I am working on a homework problem which is related to Poisson processes but it all boils down to finding the probability that a sum of $2$ exponential random variables is greater than a third exponential r.v., all three of them having the same mean and being independent.
I wanted to bash it out, but it seems I am making a mistake somewhere and would be grateful if you could help me.
Let $X,Y,Z$ be $Exp(\lambda)$ independent random variables.
$P(X+Y>Z) = \int _{0}^{\infty}\int _{0}^{\infty}\int _{z-y}^{\infty}\lambda e^{-\lambda x} \lambda e^{-\lambda y} \lambda e^{-\lambda z} dxdydz$ if I am not mistaken.

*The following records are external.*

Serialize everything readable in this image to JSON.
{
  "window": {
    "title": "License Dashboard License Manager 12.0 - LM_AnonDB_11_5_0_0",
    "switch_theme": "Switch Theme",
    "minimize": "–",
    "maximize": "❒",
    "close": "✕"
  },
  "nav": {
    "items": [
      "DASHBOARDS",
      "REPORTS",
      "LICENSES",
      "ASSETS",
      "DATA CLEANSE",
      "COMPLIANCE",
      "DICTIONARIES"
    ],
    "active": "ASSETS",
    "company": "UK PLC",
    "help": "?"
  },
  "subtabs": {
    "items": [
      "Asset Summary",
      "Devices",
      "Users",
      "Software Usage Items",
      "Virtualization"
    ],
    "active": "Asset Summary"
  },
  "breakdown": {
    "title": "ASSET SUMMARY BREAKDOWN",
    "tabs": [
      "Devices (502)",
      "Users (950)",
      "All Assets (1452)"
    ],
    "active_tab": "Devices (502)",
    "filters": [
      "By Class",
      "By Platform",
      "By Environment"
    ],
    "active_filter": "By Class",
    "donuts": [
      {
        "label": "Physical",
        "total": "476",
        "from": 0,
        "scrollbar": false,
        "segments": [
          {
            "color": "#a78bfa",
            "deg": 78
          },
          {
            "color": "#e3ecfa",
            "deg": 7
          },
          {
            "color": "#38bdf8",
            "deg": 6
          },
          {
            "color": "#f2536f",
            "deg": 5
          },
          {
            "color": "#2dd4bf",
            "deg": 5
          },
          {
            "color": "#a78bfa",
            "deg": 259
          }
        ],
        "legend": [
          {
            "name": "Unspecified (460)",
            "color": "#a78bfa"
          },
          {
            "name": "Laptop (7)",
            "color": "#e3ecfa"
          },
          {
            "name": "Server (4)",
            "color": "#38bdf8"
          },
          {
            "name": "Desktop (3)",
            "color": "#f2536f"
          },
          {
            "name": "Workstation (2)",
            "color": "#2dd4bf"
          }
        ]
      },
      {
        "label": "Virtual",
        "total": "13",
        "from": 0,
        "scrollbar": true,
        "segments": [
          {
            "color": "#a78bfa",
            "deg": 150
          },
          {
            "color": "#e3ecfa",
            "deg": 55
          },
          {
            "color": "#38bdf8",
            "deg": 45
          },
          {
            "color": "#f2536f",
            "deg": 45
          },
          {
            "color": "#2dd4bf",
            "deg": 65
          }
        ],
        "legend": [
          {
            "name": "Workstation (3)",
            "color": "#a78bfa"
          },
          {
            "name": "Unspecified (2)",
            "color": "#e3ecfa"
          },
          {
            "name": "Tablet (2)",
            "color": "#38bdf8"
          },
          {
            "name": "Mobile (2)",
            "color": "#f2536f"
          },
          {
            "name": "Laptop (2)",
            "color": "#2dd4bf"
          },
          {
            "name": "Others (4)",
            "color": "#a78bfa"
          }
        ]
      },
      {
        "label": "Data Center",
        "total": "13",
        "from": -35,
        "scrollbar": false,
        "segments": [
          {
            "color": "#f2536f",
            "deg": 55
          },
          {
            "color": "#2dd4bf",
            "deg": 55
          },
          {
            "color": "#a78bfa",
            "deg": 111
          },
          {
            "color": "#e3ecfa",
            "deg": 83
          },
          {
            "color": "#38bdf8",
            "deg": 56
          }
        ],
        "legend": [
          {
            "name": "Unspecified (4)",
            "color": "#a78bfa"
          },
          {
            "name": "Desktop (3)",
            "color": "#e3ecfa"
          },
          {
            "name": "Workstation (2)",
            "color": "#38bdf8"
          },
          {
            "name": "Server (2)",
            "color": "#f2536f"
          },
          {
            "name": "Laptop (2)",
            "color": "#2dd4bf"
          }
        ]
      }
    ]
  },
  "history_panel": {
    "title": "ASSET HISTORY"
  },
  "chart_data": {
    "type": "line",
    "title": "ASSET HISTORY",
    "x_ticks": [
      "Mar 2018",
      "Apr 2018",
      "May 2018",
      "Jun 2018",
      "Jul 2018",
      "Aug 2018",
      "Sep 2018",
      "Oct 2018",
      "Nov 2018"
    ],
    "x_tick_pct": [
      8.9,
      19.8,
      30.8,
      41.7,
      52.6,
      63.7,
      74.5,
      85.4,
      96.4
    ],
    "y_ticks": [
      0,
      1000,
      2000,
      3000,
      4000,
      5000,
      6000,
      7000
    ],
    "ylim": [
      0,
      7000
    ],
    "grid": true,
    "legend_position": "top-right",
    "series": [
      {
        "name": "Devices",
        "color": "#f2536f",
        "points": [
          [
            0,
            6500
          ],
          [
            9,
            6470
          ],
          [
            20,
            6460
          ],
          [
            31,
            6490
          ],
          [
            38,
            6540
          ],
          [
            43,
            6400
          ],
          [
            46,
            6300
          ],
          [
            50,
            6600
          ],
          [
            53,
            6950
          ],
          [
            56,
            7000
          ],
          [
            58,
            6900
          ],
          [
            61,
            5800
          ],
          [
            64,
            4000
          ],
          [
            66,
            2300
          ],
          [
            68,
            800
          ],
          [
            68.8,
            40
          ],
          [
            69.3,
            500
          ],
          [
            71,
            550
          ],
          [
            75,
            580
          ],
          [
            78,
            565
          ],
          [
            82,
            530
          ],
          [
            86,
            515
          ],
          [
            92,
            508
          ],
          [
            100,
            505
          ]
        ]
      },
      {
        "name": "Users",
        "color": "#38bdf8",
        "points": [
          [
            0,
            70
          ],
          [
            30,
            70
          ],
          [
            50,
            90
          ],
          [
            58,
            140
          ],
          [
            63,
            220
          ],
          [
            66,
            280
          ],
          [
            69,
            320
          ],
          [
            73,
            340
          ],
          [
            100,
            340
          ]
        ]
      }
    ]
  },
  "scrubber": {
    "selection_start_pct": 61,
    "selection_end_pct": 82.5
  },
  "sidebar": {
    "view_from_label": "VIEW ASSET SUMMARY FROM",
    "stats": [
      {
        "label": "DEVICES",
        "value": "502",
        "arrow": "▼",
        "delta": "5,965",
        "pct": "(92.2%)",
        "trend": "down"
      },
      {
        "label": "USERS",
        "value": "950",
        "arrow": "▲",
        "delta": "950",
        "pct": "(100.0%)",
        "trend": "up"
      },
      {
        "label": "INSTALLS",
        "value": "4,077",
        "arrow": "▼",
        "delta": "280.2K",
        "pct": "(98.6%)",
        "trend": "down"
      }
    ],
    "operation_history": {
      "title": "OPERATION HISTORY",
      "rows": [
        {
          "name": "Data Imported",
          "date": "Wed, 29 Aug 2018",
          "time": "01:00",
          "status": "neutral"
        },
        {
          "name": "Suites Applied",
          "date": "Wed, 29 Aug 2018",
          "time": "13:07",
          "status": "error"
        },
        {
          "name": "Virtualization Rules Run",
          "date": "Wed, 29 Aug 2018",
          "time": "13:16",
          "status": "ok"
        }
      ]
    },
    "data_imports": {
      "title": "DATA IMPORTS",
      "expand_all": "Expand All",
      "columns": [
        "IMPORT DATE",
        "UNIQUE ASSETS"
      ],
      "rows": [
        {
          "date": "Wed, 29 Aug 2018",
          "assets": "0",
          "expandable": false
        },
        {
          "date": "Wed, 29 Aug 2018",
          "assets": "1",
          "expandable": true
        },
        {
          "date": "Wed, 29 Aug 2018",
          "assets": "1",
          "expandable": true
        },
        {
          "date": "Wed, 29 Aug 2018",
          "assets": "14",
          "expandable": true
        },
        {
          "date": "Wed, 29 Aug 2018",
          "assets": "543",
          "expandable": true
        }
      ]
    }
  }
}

The problem is that this integral does not converge. Where is my mistake?
Thanks
Edit In the context of the problem we probably have to condition on $Y < Z$, say
As was pointed out by Did, it is easier to use \begin{align} \int_0^\infty\int_0^\infty\int_0^{x+y}\lambda e^{-\lambda z}\lambda e^{-\lambda x}\lambda e^{-\lambda y}\,dz\,dy\,dx &=\int_0^\infty\int_0^\infty\lambda e^{-\lambda x}\lambda e^{-\lambda y} (1-e^{-\lambda(x+y)})\,dx\,dy\\ &=(1-1/4)\int_0^\infty\int_0^\infty\lambda e^{-\lambda x}\lambda e^{-\lambda y}\,dx\,dy\\&=3/4. \end{align}
Your approach does't work because you are integrating from $z-y$, but $z-y$ can be negative and you don't take this into account.